Perhaps they are, but we shall deal with them. Within the compass of a Second Reading opening speech, there is a limit to the number of matters one can argue in detail. We are throwing into the pool of argument, which is what an Opposition should do—we are always told that we ought to be constructive—constructive suggestions about the registrar. [An HON. MEMBER: "They have not thought about it."] Indeed, we have thought about it. It was in our 1964 White Paper, and we shall debate the matter in detail at the appropriate time.
I had come to the question of making size by itself a criterion for reference to the Commission. As I say, this is a new criterion, and we strongly object to it. The only proper valid test for reference is market power and limited competition. If, for social or economic reasons, we fear the creation of giant industrial undertakings, the proper safeguards are to look at mergers at the time they are pro- posed—that we support—and second, to cause more disclosure of their affairs by companies by extending company law requirements, which also we support, as we do the concept that employees should be given at least the same amount of information as shareholders.
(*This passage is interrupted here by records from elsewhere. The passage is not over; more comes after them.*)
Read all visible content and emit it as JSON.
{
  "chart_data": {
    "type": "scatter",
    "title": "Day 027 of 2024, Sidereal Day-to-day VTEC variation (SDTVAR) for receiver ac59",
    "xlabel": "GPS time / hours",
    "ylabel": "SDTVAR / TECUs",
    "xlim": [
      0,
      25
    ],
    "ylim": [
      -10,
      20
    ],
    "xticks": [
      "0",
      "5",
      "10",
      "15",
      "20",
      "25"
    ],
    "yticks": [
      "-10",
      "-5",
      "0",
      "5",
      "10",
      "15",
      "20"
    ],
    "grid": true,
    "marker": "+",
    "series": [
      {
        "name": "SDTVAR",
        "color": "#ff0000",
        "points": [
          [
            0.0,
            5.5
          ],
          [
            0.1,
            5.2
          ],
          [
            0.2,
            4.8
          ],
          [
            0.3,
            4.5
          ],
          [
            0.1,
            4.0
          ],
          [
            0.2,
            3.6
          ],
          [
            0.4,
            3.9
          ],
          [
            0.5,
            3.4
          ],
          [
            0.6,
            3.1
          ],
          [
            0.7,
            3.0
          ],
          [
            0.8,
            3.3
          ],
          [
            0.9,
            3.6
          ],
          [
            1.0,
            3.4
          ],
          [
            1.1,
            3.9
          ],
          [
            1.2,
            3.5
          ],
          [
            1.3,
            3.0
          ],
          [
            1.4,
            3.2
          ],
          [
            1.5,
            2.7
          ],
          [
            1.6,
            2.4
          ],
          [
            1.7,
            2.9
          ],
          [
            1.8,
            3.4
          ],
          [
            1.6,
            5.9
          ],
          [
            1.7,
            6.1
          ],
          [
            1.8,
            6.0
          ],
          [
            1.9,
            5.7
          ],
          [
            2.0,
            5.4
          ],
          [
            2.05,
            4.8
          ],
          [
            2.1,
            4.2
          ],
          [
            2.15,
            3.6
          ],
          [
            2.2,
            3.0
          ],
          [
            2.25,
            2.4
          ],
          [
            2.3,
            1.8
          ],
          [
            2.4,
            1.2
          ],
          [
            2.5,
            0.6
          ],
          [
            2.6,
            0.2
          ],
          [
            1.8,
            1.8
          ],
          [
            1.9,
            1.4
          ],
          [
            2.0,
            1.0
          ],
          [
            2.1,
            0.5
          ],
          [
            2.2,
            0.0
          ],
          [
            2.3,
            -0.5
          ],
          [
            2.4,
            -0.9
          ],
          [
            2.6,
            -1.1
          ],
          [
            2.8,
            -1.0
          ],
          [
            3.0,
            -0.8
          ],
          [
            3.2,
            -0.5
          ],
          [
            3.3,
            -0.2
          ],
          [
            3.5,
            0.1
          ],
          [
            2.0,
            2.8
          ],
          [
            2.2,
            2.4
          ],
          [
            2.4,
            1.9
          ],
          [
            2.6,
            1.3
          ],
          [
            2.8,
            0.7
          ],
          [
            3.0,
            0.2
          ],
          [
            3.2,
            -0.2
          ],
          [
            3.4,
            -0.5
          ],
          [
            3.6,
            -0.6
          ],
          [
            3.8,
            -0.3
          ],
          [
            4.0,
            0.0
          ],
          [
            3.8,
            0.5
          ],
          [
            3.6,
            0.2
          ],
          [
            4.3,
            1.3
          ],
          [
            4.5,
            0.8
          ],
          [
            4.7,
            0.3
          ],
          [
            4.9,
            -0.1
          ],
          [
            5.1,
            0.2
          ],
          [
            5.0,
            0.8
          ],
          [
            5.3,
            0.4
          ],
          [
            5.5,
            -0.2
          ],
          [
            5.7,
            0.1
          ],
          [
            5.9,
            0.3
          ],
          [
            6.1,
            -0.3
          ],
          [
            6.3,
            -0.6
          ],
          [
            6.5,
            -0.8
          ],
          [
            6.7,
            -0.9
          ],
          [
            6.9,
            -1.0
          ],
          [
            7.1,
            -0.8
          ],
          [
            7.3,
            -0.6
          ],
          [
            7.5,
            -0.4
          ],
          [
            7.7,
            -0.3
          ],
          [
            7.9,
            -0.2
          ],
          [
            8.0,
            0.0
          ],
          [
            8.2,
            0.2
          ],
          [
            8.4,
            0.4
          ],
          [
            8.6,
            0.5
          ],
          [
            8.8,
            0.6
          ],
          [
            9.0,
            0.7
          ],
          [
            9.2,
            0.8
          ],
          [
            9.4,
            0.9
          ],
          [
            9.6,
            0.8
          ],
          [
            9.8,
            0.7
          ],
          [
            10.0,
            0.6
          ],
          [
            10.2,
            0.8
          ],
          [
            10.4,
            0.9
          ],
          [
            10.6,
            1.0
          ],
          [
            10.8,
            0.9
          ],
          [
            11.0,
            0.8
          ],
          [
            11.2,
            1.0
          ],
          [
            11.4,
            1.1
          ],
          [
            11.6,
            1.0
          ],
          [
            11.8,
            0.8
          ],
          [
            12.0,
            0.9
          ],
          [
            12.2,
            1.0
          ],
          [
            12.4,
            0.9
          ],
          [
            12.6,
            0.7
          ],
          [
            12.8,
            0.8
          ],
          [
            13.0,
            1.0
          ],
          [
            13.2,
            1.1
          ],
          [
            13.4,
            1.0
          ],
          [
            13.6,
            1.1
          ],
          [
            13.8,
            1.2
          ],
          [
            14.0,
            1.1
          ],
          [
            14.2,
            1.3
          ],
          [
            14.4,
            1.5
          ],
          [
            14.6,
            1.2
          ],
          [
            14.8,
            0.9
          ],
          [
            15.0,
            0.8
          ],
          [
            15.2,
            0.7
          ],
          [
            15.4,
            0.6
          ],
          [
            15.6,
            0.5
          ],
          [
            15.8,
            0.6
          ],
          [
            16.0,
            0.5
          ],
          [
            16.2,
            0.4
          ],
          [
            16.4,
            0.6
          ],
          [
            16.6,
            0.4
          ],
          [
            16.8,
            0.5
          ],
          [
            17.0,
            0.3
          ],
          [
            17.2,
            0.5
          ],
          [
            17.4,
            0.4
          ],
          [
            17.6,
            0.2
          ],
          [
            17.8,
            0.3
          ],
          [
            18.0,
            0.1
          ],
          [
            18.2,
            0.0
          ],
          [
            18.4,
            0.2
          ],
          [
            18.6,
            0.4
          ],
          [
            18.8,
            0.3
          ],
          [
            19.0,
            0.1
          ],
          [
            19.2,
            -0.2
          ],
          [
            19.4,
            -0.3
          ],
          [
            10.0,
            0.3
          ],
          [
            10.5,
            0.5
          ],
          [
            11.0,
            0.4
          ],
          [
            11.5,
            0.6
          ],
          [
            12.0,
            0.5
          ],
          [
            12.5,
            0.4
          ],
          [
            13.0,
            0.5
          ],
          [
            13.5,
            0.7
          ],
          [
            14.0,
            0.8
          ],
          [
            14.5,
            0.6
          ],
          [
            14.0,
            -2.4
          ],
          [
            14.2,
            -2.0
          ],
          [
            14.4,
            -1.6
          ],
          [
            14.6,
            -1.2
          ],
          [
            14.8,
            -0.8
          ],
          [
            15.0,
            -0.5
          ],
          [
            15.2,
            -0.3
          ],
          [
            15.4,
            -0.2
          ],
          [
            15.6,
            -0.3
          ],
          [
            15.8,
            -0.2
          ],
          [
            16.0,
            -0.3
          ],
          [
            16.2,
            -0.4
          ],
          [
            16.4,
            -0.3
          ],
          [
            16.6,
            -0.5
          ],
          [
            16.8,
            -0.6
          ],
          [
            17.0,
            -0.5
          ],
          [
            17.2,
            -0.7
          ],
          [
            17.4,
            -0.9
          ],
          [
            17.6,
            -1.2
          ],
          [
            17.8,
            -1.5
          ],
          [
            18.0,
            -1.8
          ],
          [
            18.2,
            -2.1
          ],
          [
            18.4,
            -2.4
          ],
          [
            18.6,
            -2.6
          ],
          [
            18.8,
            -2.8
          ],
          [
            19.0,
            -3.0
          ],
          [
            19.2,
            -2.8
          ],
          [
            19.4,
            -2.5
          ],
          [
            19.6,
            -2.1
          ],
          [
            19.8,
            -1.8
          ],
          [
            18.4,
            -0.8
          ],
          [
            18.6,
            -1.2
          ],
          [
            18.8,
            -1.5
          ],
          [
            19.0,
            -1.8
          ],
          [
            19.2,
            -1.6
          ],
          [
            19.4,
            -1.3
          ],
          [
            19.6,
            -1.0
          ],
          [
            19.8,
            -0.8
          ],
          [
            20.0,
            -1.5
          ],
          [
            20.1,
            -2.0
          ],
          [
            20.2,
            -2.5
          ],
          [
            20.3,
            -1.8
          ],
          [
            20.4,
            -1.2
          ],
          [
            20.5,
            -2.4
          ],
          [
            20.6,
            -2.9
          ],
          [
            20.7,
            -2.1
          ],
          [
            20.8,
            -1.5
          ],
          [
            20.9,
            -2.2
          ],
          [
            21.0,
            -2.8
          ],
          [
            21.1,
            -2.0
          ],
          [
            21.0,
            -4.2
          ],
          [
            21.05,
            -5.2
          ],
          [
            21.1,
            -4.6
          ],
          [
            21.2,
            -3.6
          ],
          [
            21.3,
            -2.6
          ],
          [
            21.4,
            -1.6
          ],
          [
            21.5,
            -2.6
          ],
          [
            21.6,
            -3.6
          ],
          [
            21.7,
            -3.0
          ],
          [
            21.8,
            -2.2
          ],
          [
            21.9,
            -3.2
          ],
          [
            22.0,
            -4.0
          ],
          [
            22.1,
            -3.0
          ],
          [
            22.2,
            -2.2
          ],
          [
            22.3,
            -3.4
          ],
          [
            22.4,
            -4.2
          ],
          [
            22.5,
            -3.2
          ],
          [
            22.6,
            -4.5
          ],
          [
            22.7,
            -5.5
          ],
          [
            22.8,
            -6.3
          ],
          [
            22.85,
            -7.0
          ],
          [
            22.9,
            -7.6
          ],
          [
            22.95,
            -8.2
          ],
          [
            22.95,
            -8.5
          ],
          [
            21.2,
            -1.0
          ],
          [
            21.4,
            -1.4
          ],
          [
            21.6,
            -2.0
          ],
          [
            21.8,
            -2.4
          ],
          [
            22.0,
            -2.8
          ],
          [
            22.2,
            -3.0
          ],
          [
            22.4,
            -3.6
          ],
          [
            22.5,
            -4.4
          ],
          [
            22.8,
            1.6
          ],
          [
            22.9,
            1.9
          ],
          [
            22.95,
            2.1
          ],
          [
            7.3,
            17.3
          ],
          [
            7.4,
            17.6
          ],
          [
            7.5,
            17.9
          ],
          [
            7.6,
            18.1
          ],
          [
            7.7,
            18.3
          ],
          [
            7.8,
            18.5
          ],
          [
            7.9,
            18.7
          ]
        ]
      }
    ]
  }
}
I come now to another new point of the Bill, namely, follow-up inquiries on mergers. We object to this, too. The proper time to look critically at a merger is immediately it is proposed. The possibility—let alone the fact—of an inquiry is an adequate and proper safeguard against irresponsible claims being made in the course of trying to win a merger battle and irresponsible or wrong purposes contrary to the public interest. Thereafter, why should a company, just because it has been formed by a merger, be treated differently from any other form of company? Why should it have its roots pulled up and examined, possibly at two-yearly intervals, just because it was formed by process of merger? That is hardly conducive to growth or efficiency. It is totally illogical and unnecessary.
A merger can be, and always should be, subject to reference on grounds of market power and restricted competition, but if that criterion does not apply, why should a merger be looked at any more than a company which does not happen to have been formed by a merger process?